Not long after Blue Angel came out, an earthquake called Fifty Shades of Grey shook up the literary world. Suddenly, erotic romance was making headlines. The genre was officially on the map. That was the good news. The bad news, at least for me, was that the preferred route to sexual self-discovery was at the hands of a controlling, dominant man. This was less interesting to me creatively, so I started writing commercial women’s fiction under my real name. Every summer, I went on book tour promoting my work. But I never spoke about Blue Angel. In book publishing, the conventional wisdom said to pick a lane and stay in it. As a good girl, I played by the rules.

And then something shifted. After 12 books, 15 years, countless conversations with book clubs, booksellers and readers across generations, I began to see that the lines we thought were so fixed weren't real at all. The silos created by the publishing industry, and maybe even by writers like me, were starting to dissolve. "Serious" readers were just as likely to be watching Bridgerton, and teenagers and soccer moms alike were singing along to Chappell Roan's "Pink Pony Club," an unabashed anthem about stripping. It wasn't that audiences had suddenly changed. It was that they'd always been more open than I'd allowed myself to believe.

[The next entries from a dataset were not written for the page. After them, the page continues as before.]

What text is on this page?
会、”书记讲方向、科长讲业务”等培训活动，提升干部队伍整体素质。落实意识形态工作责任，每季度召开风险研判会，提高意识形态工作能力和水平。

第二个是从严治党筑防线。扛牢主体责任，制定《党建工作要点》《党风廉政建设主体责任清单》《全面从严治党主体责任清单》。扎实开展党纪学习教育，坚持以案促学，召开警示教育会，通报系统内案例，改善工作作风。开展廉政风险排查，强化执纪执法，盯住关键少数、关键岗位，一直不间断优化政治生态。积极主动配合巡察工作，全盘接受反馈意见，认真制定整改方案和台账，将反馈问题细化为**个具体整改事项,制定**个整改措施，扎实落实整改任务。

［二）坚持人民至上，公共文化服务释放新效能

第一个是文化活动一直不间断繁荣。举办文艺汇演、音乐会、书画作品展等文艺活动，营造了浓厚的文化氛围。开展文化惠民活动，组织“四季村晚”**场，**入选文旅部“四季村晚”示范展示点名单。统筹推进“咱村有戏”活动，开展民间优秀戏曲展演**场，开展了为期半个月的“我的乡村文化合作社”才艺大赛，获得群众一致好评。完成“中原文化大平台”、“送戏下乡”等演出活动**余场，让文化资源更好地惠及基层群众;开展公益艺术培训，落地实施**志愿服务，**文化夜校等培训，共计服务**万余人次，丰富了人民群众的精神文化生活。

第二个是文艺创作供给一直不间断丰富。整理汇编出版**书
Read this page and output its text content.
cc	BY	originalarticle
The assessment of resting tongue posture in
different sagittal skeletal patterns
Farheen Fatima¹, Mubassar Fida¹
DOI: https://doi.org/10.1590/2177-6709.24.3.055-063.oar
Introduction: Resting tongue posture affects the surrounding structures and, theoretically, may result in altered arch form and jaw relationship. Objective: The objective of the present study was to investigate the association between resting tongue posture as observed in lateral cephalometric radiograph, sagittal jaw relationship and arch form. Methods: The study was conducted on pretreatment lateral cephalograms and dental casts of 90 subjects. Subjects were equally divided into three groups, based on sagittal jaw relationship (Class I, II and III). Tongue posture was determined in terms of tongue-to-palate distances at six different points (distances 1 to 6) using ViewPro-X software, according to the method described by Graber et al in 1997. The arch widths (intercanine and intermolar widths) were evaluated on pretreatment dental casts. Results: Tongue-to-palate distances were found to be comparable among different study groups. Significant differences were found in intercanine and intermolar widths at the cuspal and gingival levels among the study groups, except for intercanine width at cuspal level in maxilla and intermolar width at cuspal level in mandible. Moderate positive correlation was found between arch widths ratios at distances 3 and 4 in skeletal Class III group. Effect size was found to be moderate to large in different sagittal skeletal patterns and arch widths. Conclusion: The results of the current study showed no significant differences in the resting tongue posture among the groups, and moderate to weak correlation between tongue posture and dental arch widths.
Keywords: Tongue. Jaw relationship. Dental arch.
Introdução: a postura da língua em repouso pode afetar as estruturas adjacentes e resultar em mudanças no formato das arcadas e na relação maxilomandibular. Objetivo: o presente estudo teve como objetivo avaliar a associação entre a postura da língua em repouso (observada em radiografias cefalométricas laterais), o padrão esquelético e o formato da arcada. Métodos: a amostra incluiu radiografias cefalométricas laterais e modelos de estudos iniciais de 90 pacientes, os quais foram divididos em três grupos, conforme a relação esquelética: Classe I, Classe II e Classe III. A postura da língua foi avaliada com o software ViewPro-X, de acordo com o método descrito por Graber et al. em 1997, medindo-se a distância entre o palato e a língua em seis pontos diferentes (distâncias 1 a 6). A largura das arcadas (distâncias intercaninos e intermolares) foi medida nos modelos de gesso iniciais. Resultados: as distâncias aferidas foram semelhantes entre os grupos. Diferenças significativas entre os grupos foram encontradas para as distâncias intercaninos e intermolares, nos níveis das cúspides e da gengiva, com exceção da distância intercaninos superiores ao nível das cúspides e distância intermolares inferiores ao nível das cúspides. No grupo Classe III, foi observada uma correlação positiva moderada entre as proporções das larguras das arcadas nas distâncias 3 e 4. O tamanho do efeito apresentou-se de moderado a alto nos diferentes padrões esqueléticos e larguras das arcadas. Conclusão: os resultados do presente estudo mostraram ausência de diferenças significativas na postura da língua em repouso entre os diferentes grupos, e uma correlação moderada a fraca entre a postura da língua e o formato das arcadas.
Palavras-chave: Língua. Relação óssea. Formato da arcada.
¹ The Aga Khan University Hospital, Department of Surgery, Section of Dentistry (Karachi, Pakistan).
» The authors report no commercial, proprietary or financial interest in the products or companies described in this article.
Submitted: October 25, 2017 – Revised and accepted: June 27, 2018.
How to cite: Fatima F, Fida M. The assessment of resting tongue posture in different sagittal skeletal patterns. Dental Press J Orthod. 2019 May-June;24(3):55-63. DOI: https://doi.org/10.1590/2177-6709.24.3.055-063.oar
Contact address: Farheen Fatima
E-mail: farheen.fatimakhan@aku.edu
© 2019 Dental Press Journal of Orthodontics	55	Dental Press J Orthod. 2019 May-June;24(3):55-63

Something else changed: My children became adults. One of my daughters asked about the books. She said she still wants to read them but wouldn't if it would upset me. I realized it was time to stop hiding those books in the back of the bookshelf -- for my daughters, but also for my readers.

Fifteen years after the debut of Blue Angel, I decided to republish my erotic romances under my own name. I no longer believe writers need to separate themselves by genre. Readers can handle it, and now I can too.

The books I once hid now feel like the most honest thing I've ever written.